Unicef: 55 Prozent mehr Jugendliche an Aids gestroben


Immer mehr Jugendlich sterben an der Krankheit Aids. Zwischen den Jahren 2005 und 2012 stieg die Zahl der Todesopfer um gut 55 Prozent an. Das geht aus einem Bericht der Hilfsorganisation Unicef hervor. Daher fordert das Kinderhilfswerk mehr Geld von den UN- Staaten um mehr Neuninfektionen zu verhindern.

Die Zahlen der HIV- Neuinfektionen gehen in Deutschland immer weiter zurück. Doch immer mehr junge Menschen sterben an dem tödlichen Virus. Dies belegt jetzt auch ein aktueller Report der Hilfsorganisation Unicef. Dem Bericht zufolge sind allein im vergangenen Jahr 110.000 Jugendlich an der Krankheit Aids gestorben.

Wir das Kinderhilfswerk bei der Vorstellung des Berichtes betonte, könnten höhere Investitionen die Todesrate deutlich senken. Vor allem in armen Ländern sterben immer mehr Jugendliche. Laut Unicef ist die Todesrate bei den Jugendlichen in den vergangenen Jahren stark angestiegen. Erfolge könnte das Kinderhilfswerk hingegen bei Kindern und Müttern verzeichnen.

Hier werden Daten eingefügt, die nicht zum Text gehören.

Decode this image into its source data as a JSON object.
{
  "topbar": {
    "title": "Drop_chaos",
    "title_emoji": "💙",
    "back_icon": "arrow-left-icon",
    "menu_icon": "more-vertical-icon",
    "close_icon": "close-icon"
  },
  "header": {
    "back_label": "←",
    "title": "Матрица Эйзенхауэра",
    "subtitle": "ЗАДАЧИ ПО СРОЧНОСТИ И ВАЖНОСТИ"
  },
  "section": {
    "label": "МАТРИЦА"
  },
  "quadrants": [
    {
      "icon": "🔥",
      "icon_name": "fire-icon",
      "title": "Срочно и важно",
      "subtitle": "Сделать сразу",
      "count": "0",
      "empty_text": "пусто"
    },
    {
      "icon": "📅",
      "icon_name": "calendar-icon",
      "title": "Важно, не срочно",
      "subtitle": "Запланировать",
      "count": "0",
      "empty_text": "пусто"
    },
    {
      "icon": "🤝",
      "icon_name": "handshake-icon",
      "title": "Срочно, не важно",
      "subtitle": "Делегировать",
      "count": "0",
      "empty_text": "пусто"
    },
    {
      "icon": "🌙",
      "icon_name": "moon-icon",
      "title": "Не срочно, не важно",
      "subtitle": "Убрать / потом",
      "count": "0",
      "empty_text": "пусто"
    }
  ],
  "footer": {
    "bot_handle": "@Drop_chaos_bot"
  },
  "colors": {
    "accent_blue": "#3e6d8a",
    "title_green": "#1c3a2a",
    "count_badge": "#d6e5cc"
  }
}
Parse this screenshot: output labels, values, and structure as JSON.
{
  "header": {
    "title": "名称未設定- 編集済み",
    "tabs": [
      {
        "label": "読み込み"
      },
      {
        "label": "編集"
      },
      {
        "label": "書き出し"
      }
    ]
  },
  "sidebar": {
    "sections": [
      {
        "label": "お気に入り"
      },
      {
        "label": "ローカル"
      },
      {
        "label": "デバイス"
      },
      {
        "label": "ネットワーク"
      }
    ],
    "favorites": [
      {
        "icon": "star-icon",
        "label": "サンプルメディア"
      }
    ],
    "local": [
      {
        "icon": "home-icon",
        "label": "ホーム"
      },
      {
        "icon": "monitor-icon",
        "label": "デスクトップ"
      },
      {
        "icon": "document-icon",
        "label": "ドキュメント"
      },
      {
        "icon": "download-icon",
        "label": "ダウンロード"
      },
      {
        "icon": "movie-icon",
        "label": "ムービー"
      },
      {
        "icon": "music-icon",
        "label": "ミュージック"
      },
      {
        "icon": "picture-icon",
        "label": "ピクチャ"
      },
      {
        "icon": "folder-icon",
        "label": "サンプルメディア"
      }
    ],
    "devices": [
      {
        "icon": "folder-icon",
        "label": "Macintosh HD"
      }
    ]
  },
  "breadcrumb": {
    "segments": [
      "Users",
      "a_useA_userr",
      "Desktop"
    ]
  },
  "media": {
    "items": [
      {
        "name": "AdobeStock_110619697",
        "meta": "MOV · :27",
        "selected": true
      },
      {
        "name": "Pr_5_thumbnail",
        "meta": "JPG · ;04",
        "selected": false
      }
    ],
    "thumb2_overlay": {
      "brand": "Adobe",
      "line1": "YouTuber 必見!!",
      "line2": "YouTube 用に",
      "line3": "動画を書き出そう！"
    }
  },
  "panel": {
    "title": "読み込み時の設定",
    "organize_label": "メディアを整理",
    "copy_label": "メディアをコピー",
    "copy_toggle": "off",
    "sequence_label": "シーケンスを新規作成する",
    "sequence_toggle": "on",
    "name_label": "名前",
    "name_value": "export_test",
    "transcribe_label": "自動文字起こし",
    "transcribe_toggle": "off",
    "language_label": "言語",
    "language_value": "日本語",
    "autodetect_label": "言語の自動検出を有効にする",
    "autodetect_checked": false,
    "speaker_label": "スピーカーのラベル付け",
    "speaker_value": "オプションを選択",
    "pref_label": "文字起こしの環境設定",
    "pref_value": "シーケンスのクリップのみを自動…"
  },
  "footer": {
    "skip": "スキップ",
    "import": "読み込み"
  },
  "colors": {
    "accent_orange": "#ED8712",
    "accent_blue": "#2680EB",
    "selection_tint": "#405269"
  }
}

Anstieg bei den Jugendlichen um 55 Prozent

Unicef forderte die UN- Staaten am Freitag dieser Woche auf, mehr Geld zu spenden, denn dies könnte das Problem deutlich eindämmen. Im Jahr 2005 sollen etwa 75.000 Jugendliche in armen Ländern an Aids gestorben sein. Im letzten Jahr waren es dann 110.000 Jugendliche, was einem Anstieg von 55 Prozent gleich kommt.

Laut einer aktuellen Statistik gab es im vergangenen Jahr etwa 2,1 Millionen Jugendliche zwischen 10 und 19 Jahren die mit HIV infiziert waren. Nach Angaben der Unicef- Helfer könnten Spenden in Höhe von gut 5,5 Milliarden Dollar bis 2020 die Ansteckung von zwei Millionen Jugendlichen verhindern. Im Jahr 2010 lag das Budget noch bei 3,8 Milliarden Dollar.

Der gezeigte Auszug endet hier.